Natural history illustration of a stag beetle on a weathered log.STAG BEETLE

When Brad was in his early teens he bought a World Encyclopedia of Insects and spent many hours paging through it out of sheer interest in the diversity of species of insect life on the planet. “I was especially fascinated with beetles such as the Stag Beetle, and Rhinoceros Beetle because of the large, frightening-looking horns that protruded from their heads. I wanted to do a detailed illustration of one of these that was similar to what I had seen in the Insect Field Guides that I loved as a kid."

Brad first researched and purchased a realistic model of a Stag Beetle and took several close up photographs of the model in the studio. He then hiked around the Los Angeles area and photographed a variety of dead tree stumps. Using these photos as reference he digitally painted a composite image of the beetle crawling across a tree stump.

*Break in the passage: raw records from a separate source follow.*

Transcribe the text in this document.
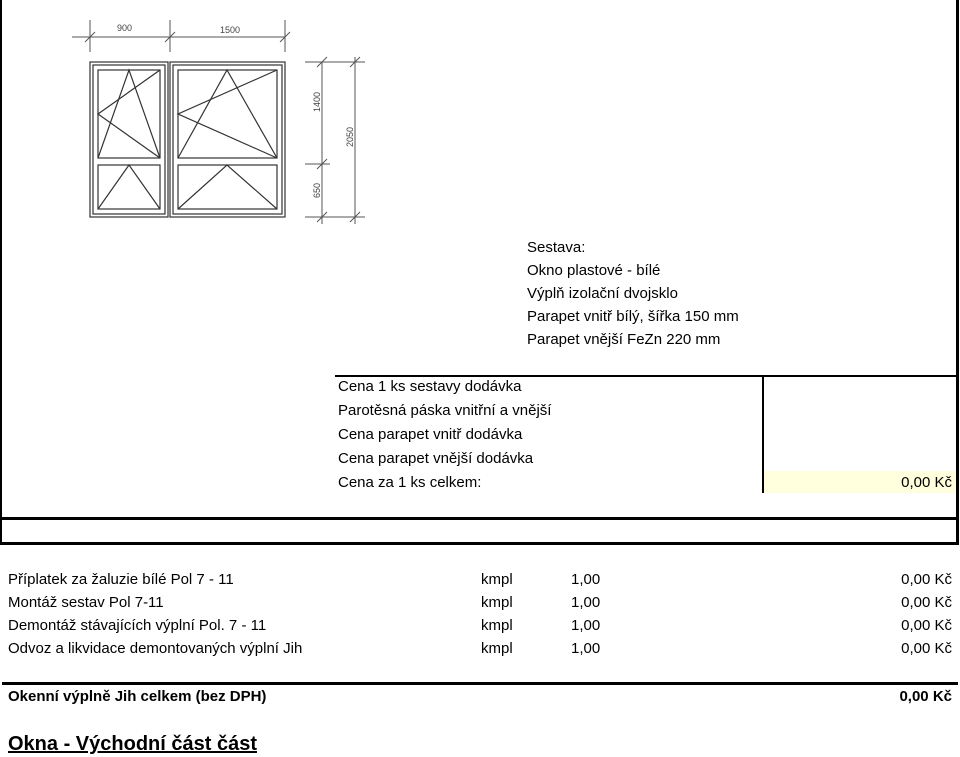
900	1500
1400
2050
650
Sestava:
Okno plastové - bílé
Výplň izolační dvojsklo
Parapet vnitř bílý, šířka 150 mm
Parapet vnější FeZn 220 mm
Cena 1 ks sestavy dodávka
Parotěsná páska vnitřní a vnější
Cena parapet vnitř dodávka
Cena parapet vnější dodávka
Cena za 1 ks celkem:	0,00 Kč
Příplatek za žaluzie bílé Pol 7 - 11	kmpl	1,00	0,00 Kč
Montáž sestav Pol 7-11	kmpl	1,00	0,00 Kč
Demontáž stávajících výplní Pol. 7 - 11	kmpl	1,00	0,00 Kč
Odvoz a likvidace demontovaných výplní Jih	kmpl	1,00	0,00 Kč
Okenní výplně Jih celkem (bez DPH)	0,00 Kč
Okna - Východní část část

Natural history illustration of a dragonfly in flight.Dragonfly in Flight

“I’ve always loved dragonflies” Brad recounts when speaking about his childhood interests. “Their brilliant coloration and fascinating characteristics always drew me to photograph them whenever I had my camera handy. It was nearly impossible for me to catch a good shot of a dragonfly in flight”, so in 2007 Brad decided to illustrate a dragonfly in mid flight. Brad found a detailed reference photo of the insect as it was perched on a twig. By selecting the forelegs and rotating them upwards he was able to simulate the legs being tucked under the body during flight. A vertical motion blur was then added to the ends of the wings, while leaving the wing area close to  the body relatively un-blurred.

Natural history illustration of a swooping falcon.SWOOPING FALCON

While learning the ropes to become a professional illustrator in Glendale, California, Brad worked a few years for a Court Reporting agency in Glendale, California, where he was often asked by the Marketing Director to do illustrations or retouching jobs for the company. Once such job was an advertisement to show the speed that the company worked by featuring a swooping falcon. Brad used a reference photo of a falcon and then digitally painted its likeness, using a motion blur to capture the feel of the speed of decent of the bird on its prey.

Natural history illustration of a common tree frog.Common Tree Frog

Between 1982 and 1984 just before college, Brad lived with his family in the rural town of Somers, New York. This area was abundant with wildlife of all types, and and during the Spring and Summer months he was often found frequenting the local ponds and fields photographing and recording the sights and sounds of the area. One morning Brad caught a photograph of a Common Tree Frog just as it was turning to look at the camera, and this was the subject of his illustration titled Common Tree Frog.